Ainda cedo do dia 8, o brasileiro fez o caminho de volta à Europa: Jerusalém-Tel Aviv-Paris. Chegou na hora do almoço. Reviu amigos e lugares por onde passou durante os quase cinco anos em que fez sua pós-graduação e passeou pela capital francesa. Dia 10: embarque para São Paulo. Vasconcellos aterrissou no Aeroporto Internacional Hercílio Luz, em Florianópolis, na manhã de 11 de março. À tarde, já estava em sua clínica para retomar a sua agenda de pacientes.
Balanço
O cirurgião plástico catarinense e o coordenador da missão assinaram o relatório entregue ao Consulado da França, contentes com o resultado. Consideraram um sucesso, ainda mais se comparada ao desempenho do grupo que seguiu para Khan Yunes. A interferência dos militares era tamanha que não se conseguiu atender um número maior de pacientes.
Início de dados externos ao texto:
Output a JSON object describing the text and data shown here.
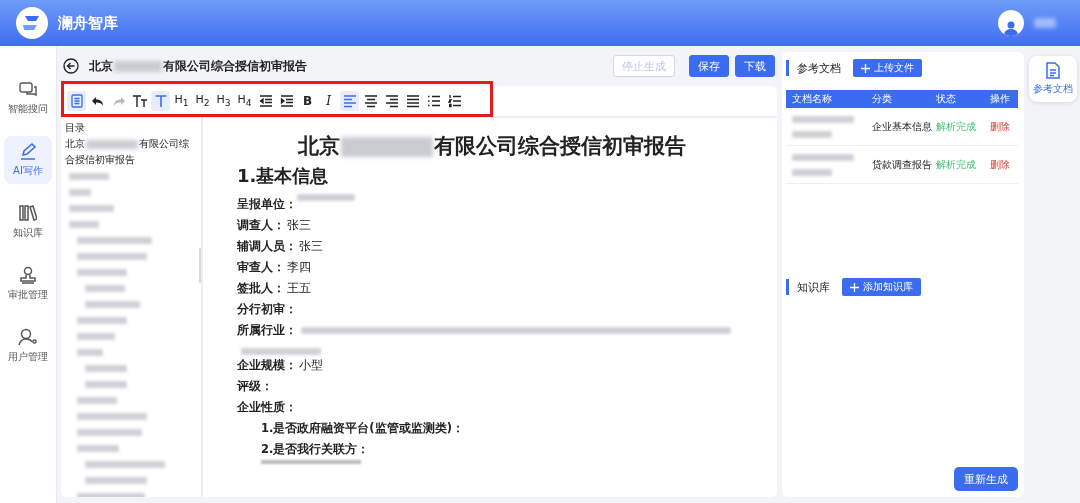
{
  "app": {
    "name": "澜舟智库"
  },
  "sidebar": {
    "items": [
      {
        "label": "智能搜问",
        "kind": "chat",
        "selected": false
      },
      {
        "label": "AI写作",
        "kind": "pen",
        "selected": true
      },
      {
        "label": "知识库",
        "kind": "books",
        "selected": false
      },
      {
        "label": "审批管理",
        "kind": "stamp",
        "selected": false
      },
      {
        "label": "用户管理",
        "kind": "user",
        "selected": false
      }
    ]
  },
  "document": {
    "title_prefix": "北京",
    "title_suffix": "有限公司综合授信初审报告",
    "buttons": [
      {
        "label": "停止生成",
        "disabled": true
      },
      {
        "label": "保存",
        "disabled": false
      },
      {
        "label": "下载",
        "disabled": false
      }
    ]
  },
  "toolbar": [
    {
      "kind": "doc",
      "selected": true,
      "disabled": false
    },
    {
      "kind": "undo",
      "selected": false,
      "disabled": false
    },
    {
      "kind": "redo",
      "selected": false,
      "disabled": true
    },
    {
      "kind": "font-size",
      "selected": false,
      "disabled": false
    },
    {
      "kind": "text",
      "selected": true,
      "disabled": false
    },
    {
      "kind": "heading",
      "label": "H$_{1}$",
      "selected": false,
      "disabled": false
    },
    {
      "kind": "heading",
      "label": "H$_{2}$",
      "selected": false,
      "disabled": false
    },
    {
      "kind": "heading",
      "label": "H$_{3}$",
      "selected": false,
      "disabled": false
    },
    {
      "kind": "heading",
      "label": "H$_{4}$",
      "selected": false,
      "disabled": false
    },
    {
      "kind": "outdent",
      "selected": false,
      "disabled": false
    },
    {
      "kind": "indent",
      "selected": false,
      "disabled": false
    },
    {
      "kind": "bold",
      "label": "B",
      "selected": false,
      "disabled": false
    },
    {
      "kind": "italic",
      "label": "I",
      "selected": false,
      "disabled": false
    },
    {
      "kind": "align-left",
      "selected": true,
      "disabled": false
    },
    {
      "kind": "align-center",
      "selected": false,
      "disabled": false
    },
    {
      "kind": "align-right",
      "selected": false,
      "disabled": false
    },
    {
      "kind": "justify",
      "selected": false,
      "disabled": false
    },
    {
      "kind": "bullets",
      "selected": false,
      "disabled": false
    },
    {
      "kind": "numbers",
      "selected": false,
      "disabled": false
    }
  ],
  "outline": {
    "heading": "目录",
    "title_prefix": "北京",
    "title_suffix": "有限公司综合授信初审报告"
  },
  "content": {
    "title_prefix": "北京",
    "title_suffix": "有限公司综合授信初审报告",
    "section": "1.基本信息",
    "fields": [
      {
        "label": "呈报单位：",
        "kind": "blurred"
      },
      {
        "label": "调查人：",
        "value": "张三",
        "kind": "text"
      },
      {
        "label": "辅调人员：",
        "value": "张三",
        "kind": "text"
      },
      {
        "label": "审查人：",
        "value": "李四",
        "kind": "text"
      },
      {
        "label": "签批人：",
        "value": "王五",
        "kind": "text"
      },
      {
        "label": "分行初审：",
        "kind": "empty"
      },
      {
        "label": "所属行业：",
        "kind": "blurred-long"
      },
      {
        "label": "企业规模：",
        "value": "小型",
        "kind": "text"
      },
      {
        "label": "评级：",
        "kind": "empty"
      },
      {
        "label": "企业性质：",
        "kind": "empty"
      }
    ],
    "sub_items": [
      "1.是否政府融资平台(监管或监测类)：",
      "2.是否我行关联方："
    ]
  },
  "reference": {
    "title": "参考文档",
    "upload": "上传文件",
    "columns": [
      "文档名称",
      "分类",
      "状态",
      "操作"
    ],
    "rows": [
      {
        "category": "企业基本信息",
        "status": "解析完成",
        "action": "删除"
      },
      {
        "category": "贷款调查报告",
        "status": "解析完成",
        "action": "删除"
      }
    ]
  },
  "knowledge": {
    "title": "知识库",
    "add": "添加知识库"
  },
  "regenerate": "重新生成",
  "side_tab": {
    "label": "参考文档",
    "selected": true
  }
}
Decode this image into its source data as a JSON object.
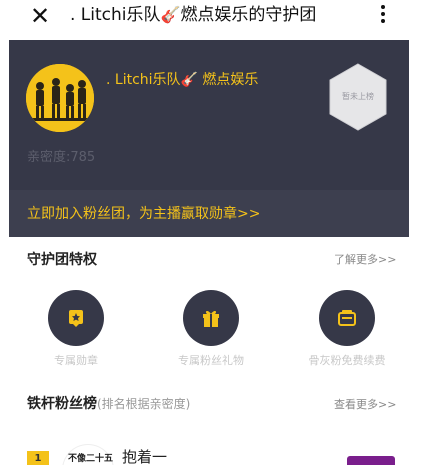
{
  "topbar": {
    "close_symbol": "✕",
    "title": ". Litchi乐队",
    "title_emoji": "🎸",
    "title_suffix": "燃点娱乐的守护团"
  },
  "header": {
    "anchor_name": ". Litchi乐队",
    "anchor_emoji": "🎸",
    "anchor_suffix": " 燃点娱乐",
    "badge_label": "暂未上榜",
    "intimacy_label": "亲密度:",
    "intimacy_value": "785",
    "join_text": "立即加入粉丝团，为主播赢取勋章>>"
  },
  "privileges": {
    "title": "守护团特权",
    "more": "了解更多>>",
    "items": [
      {
        "label": "专属勋章",
        "icon": "medal-icon"
      },
      {
        "label": "专属粉丝礼物",
        "icon": "gift-icon"
      },
      {
        "label": "骨灰粉免费续费",
        "icon": "ticket-icon"
      }
    ]
  },
  "ranking": {
    "title": "铁杆粉丝榜",
    "subtitle": "(排名根据亲密度)",
    "more": "查看更多>>",
    "rows": [
      {
        "rank": "1",
        "avatar_text": "不像二十五",
        "name": "抱着一"
      }
    ]
  },
  "colors": {
    "dark_bg": "#363848",
    "accent_yellow": "#f4c21a",
    "badge_purple": "#7a1e8c"
  }
}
Vasconcellos não tem a intenção de voltar a integrar ações voluntárias na região, “pela politização das missões, que são pró-Palestina. Não se pode misturar lado humanitário e lado político. Isso atrapalhou, poderíamos ter operado mais se tivéssemos entrado antes”, diz. Por outro lado, “já há sete médicos formados por nós e nove estão em formação. O que, com o tempo, vai diminuir a necessidade da presença estrangeira”, completa.
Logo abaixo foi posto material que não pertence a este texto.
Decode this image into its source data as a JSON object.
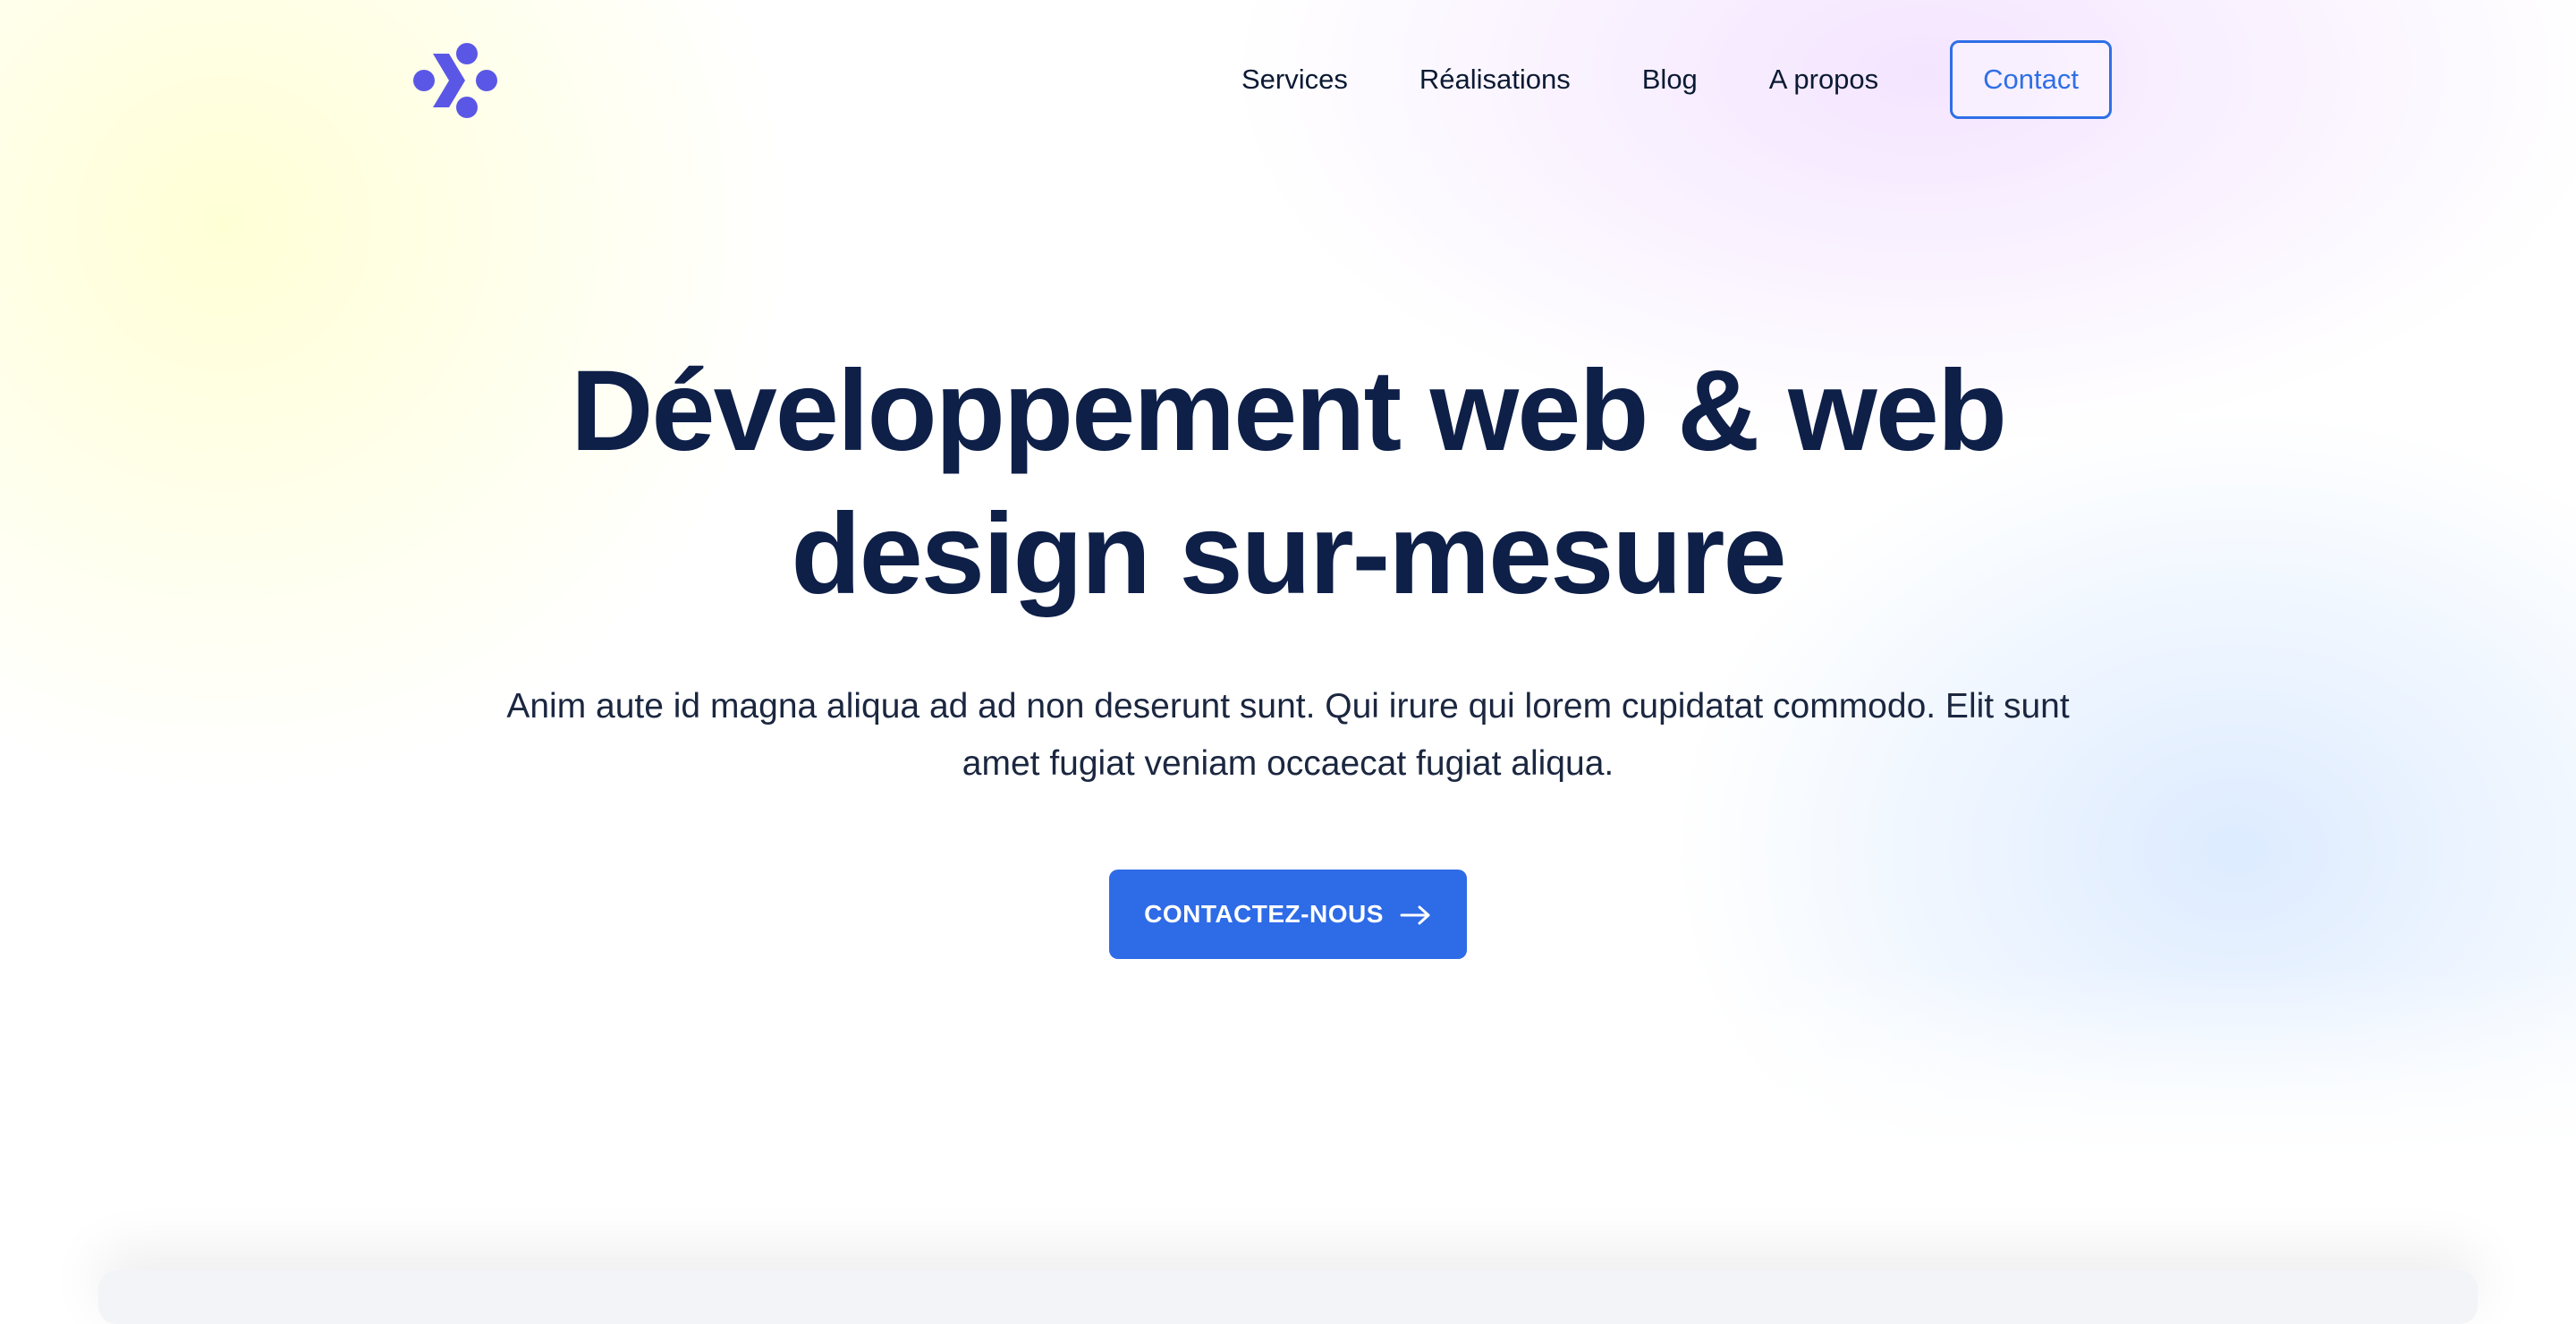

O recrudescimento dos ataques gera grande e rápida demanda nos hospitais. Há falta de gente para atender tantos pacientes e as equipes disponíveis não são suficientemente preparadas – daí a urgência de se formar ações humanitárias. Os estrangeiros encontram equipamentos sucateados, em sua maioria doações de outros países, porém uma melhor receptividade por parte dos profissionais locais. Cientes da rica colaboração dos visitantes, boa parte dos médicos palestinos radicalizou-se contra ou a favor do domínio extremista do Hamas.
O medo do futuro incerto é maior que o alento de US$ 4,48 bilhões doados por 70 países, inclusive o Brasil, para reerguer a Faixa de Gaza. A reconstrução pode ruir-se novamente, a qualquer momento, ameaçada pelo menor atrito provocado pelo ódio étnico.